Volunteers clean Panglao Island
World Oceans Day
PANGLAO, Bohol — At least 65 environmental advocates marched 19 kilometers from Tagbilaran to Alona Beach in Barangay Tawala in Panglao town on Saturday to raise awareness on the worsening threats to the world’s oceans and seas.
The event, locally named “Baktas Alang Sa Kadagatan” (March for the Ocean), took its cue from the USA’s “March for the Ocean,” which was set on Saturday and replicated globally, which advocates for the same intensified action to protect the oceans.
The volunteers carried hand-painted pro-ocean anti-plastic placards and hardy eco-warrior hearts to echo the call for the ban of single-use plastics, reduction of all forms of ocean pollution, corporate accountability for plastic pollution, and the protection of vulnerable coastal communities.
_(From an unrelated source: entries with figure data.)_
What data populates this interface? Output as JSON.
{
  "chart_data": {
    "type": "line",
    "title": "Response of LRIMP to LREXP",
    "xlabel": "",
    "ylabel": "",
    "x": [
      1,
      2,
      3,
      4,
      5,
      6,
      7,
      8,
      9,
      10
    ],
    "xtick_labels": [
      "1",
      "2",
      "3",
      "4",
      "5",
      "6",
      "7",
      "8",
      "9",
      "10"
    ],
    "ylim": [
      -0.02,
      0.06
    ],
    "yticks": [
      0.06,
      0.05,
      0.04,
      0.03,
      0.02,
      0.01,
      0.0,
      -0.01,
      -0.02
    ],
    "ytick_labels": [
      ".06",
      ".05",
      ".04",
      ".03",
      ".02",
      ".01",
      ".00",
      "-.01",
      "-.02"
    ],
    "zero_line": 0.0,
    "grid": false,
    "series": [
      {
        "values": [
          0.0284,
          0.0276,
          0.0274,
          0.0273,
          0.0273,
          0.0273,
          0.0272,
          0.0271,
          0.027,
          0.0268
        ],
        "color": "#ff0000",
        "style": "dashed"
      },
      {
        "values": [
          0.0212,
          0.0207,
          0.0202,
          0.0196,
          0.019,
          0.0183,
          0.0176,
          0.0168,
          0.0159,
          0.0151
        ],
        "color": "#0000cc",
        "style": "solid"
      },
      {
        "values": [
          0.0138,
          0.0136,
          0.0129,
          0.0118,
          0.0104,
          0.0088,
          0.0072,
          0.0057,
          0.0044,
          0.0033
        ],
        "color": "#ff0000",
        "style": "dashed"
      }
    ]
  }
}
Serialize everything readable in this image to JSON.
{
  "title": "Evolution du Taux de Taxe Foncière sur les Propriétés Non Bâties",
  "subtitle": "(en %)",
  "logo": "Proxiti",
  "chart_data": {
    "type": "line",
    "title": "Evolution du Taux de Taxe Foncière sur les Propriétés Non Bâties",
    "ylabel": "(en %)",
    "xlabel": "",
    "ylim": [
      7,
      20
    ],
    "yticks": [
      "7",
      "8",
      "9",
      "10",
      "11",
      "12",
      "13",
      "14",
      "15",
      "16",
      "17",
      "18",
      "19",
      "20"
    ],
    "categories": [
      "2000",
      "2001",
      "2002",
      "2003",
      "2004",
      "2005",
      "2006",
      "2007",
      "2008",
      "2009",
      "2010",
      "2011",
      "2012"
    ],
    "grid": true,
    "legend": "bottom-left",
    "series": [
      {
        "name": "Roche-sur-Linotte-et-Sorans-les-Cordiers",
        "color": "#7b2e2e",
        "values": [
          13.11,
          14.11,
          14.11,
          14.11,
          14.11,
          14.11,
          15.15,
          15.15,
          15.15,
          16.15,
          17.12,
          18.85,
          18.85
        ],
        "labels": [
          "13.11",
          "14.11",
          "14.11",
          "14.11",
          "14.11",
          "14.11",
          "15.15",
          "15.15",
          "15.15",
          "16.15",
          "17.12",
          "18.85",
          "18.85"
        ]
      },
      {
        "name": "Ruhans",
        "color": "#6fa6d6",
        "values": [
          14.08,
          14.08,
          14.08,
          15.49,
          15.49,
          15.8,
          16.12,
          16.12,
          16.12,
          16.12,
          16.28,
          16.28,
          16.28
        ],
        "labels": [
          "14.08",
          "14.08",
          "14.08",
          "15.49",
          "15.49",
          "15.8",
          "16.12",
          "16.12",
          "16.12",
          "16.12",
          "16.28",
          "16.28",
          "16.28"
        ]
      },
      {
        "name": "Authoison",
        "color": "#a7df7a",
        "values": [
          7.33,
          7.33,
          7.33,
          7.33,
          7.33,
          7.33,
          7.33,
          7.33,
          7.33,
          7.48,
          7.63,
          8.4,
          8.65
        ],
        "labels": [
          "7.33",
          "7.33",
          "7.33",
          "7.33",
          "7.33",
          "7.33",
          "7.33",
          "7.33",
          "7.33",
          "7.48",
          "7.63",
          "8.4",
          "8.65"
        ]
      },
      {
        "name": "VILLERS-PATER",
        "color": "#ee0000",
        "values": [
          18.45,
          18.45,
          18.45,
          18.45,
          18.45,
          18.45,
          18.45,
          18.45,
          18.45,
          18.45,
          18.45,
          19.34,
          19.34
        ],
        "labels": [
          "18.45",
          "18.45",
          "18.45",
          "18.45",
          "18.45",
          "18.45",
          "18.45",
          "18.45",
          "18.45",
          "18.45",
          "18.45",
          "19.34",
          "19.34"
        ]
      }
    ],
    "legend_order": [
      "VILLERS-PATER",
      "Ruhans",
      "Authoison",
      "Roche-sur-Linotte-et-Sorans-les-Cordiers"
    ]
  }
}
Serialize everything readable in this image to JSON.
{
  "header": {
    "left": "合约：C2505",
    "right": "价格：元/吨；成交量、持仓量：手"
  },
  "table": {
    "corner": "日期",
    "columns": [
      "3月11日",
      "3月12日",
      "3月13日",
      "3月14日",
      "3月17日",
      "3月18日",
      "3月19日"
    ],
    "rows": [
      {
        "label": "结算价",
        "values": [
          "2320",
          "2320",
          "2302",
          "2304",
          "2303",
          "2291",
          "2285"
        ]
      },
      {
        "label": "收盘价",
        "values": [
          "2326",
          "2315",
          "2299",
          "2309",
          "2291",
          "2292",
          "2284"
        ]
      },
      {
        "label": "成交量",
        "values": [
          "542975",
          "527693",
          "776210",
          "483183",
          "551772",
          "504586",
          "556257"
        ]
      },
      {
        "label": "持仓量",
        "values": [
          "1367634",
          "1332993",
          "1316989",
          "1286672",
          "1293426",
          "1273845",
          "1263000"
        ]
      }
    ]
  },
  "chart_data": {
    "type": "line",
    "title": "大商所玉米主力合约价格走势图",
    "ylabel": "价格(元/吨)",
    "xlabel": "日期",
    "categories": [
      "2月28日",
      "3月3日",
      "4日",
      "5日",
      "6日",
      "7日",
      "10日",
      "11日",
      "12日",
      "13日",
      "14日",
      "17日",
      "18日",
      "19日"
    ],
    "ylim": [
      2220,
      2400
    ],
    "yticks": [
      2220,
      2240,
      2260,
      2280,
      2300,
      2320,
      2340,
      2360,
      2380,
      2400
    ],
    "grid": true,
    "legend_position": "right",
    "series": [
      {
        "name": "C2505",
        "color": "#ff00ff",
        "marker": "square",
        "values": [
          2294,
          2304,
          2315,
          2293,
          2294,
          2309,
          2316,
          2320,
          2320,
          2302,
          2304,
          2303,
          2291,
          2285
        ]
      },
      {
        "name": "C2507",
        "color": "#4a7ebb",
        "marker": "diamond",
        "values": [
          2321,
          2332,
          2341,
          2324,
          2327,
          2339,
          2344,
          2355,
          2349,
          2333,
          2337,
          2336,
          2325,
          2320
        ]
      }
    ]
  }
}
According to Liza Macalandag, who is one of the organizers, Bohol’s “Baktas” especially highlighted the fight for more stringent regulations in the use of single-use plastics and the call for better waste management infrastructure and services in the province.
Plastic pollution in Bohol has been in the spotlight of late, as local governments have begun to take critical strides in controlling plastic use with the implementation of plastic bag bans, first in Jagna and Maribojoc, and of recent, in Tagbilaran City and Alburquerque.
The group — composed of environmentalists from various sectors: students, nurses, doctors, musicians, artists, etc. – began the 19-kilometer march at 6:15 a.m. on Saturday at Plaza Rizal. From there, they proceeded towards Mansasa Junction, crossing Panglao Island via the Jacinto Borja and Vaño Bridges in Poblacion, Dauis town, then through the Catarman-Biking Dauis road and towards Tawala, Panglao.
They arrived on Alona Beach at 11 a.m. where they were met by other hundred volunteers for the Alona Beach Cleanup, organized alongside the march.
Panglao Island is facing environmental violations such as resorts with no septic tanks and proper waste disposal facilities.
Secretary Roy Cimatu of the Department of Environment and Natural Resources (DENR) has given six months for resort owners to remove illegal structures and clean the area.
The one hour beach clean-up on the Alona beach stretch yielded about four kilos of cigarette butts alone.